BRADFORD Council is hoping to step up its war on fly tippers by purchasing a fleet of cameras to catch people in the act.

A new push to tackle the crime could see the Council buy fifteen new mobile cameras that are able to capture the registration numbers of vehicles involved in fly tipping.

At a meeting of the full Council next Tuesday, members will be asked to back a £100,000 a year scheme that will also see areas that are blighted by fly tipping blocked off to traffic by the installation of bunds, fences or “bouldering.”

The Council is also looking to step up enforcement activity against private land owners and landlords who allow their property to become fly tipping hot spots.

A motion going before the meeting says 80 per cent of fly tipping prosecutions involved camera footage, and so it is important to enhance the authority’s current arsenal.

Figures released last year revealed that over 45 reports of fly-tipping were made each day in Bradford in the 2018/19 financial year.

Man fined after truck was used to dump waste on Norbury Road

The statistics showed that Bradford Council was left having to deal with a total of 16,584 reported incidents in the 12 months.

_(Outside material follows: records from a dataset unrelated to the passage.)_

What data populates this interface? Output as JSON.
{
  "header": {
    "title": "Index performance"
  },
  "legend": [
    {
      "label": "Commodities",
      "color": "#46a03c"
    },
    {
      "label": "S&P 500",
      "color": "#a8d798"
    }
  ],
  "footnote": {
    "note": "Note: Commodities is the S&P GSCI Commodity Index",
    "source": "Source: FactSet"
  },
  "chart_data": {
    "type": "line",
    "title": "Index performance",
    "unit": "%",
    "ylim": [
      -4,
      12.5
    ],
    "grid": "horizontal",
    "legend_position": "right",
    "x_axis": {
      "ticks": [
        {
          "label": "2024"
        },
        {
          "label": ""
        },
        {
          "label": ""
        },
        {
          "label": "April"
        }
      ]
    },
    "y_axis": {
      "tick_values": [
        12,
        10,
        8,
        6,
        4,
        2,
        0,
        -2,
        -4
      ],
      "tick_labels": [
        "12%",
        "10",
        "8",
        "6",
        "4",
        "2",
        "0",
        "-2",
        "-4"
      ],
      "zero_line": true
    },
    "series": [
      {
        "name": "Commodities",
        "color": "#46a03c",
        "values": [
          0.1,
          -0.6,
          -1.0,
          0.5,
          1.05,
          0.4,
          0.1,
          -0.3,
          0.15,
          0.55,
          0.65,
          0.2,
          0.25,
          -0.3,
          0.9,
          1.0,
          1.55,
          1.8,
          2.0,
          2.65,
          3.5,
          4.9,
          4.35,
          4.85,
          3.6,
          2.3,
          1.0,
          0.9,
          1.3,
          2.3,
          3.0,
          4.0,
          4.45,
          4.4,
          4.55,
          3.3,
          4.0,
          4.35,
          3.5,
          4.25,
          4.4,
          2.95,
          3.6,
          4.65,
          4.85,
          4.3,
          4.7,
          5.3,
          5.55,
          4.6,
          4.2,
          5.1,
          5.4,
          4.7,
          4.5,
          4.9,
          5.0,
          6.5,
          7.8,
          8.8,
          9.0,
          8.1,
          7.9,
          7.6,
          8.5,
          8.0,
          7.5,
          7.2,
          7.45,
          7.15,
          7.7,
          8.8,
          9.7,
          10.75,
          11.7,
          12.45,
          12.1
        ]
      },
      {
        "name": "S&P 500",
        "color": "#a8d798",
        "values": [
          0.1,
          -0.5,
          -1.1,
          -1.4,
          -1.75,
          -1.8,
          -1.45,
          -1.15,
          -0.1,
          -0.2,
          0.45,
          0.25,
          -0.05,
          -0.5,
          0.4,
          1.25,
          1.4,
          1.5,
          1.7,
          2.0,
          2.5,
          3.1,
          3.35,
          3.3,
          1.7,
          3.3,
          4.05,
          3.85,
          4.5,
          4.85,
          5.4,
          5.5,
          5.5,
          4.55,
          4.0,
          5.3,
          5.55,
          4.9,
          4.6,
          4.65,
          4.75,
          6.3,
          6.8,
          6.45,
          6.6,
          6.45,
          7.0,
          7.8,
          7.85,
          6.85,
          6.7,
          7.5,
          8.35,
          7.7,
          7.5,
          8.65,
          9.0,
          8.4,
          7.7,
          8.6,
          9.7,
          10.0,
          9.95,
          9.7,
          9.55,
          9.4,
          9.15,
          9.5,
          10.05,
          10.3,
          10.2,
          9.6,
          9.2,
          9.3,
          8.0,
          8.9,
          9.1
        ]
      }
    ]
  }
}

Since April 2016, the Council has been involved in 93 prosecutions, including issuing formal cautions, for waste offences including fly-tipping.

The authority has also issued 72 Fixed Penalty Notices of £400 for fly-tipping offences and has seized three vans.

In November Paul Lucas, 47 of Walden Drive, was fined over £850 after hidden cameras recorded three men using Lucas’ tipper truck to dump waste on Norbury Road, Ravenscliffe.

Last year a report by the waste service to the Council’s Area Committees said cameras were vital in catching fly tippers, but said they had “finite resources.”

The new motion, put forward by the Council’s Labour Group, calls for the £100,000 a year investment to fund new cameras as well as

- Using bunding, fencing, bouldering to defend sites which are regularly fly-tipped to prevent further incidents

- Raise awareness and work with more private landowners and with communities to promote responsible waste management practices

- Look at how the Council can step up enforcement activity against private land owners and landlords who don’t act responsibly in safeguarding their property from becoming a fly-tipping hotspot.

Councillor Sarah Ferriby, Executive Member for Healthy People and Places, said: “We will not tolerate people dumping rubbish and blighting our landscapes.

“Fly-tipping is never acceptable, it is selfish, it’s harmful to the environment and it is costing taxpayers in England more than £57 million a year to clear up – money that could be spent on vital public services.

“We have pursued many successful prosecutions and we will continue with this fight with the help of new cameras and new measures that we want to bring in to help protect sites.

“We are sending out the message that the law will catch up with you if you do not play by the rules.”

The Council meets in City Hall at 4pm next Tuesday.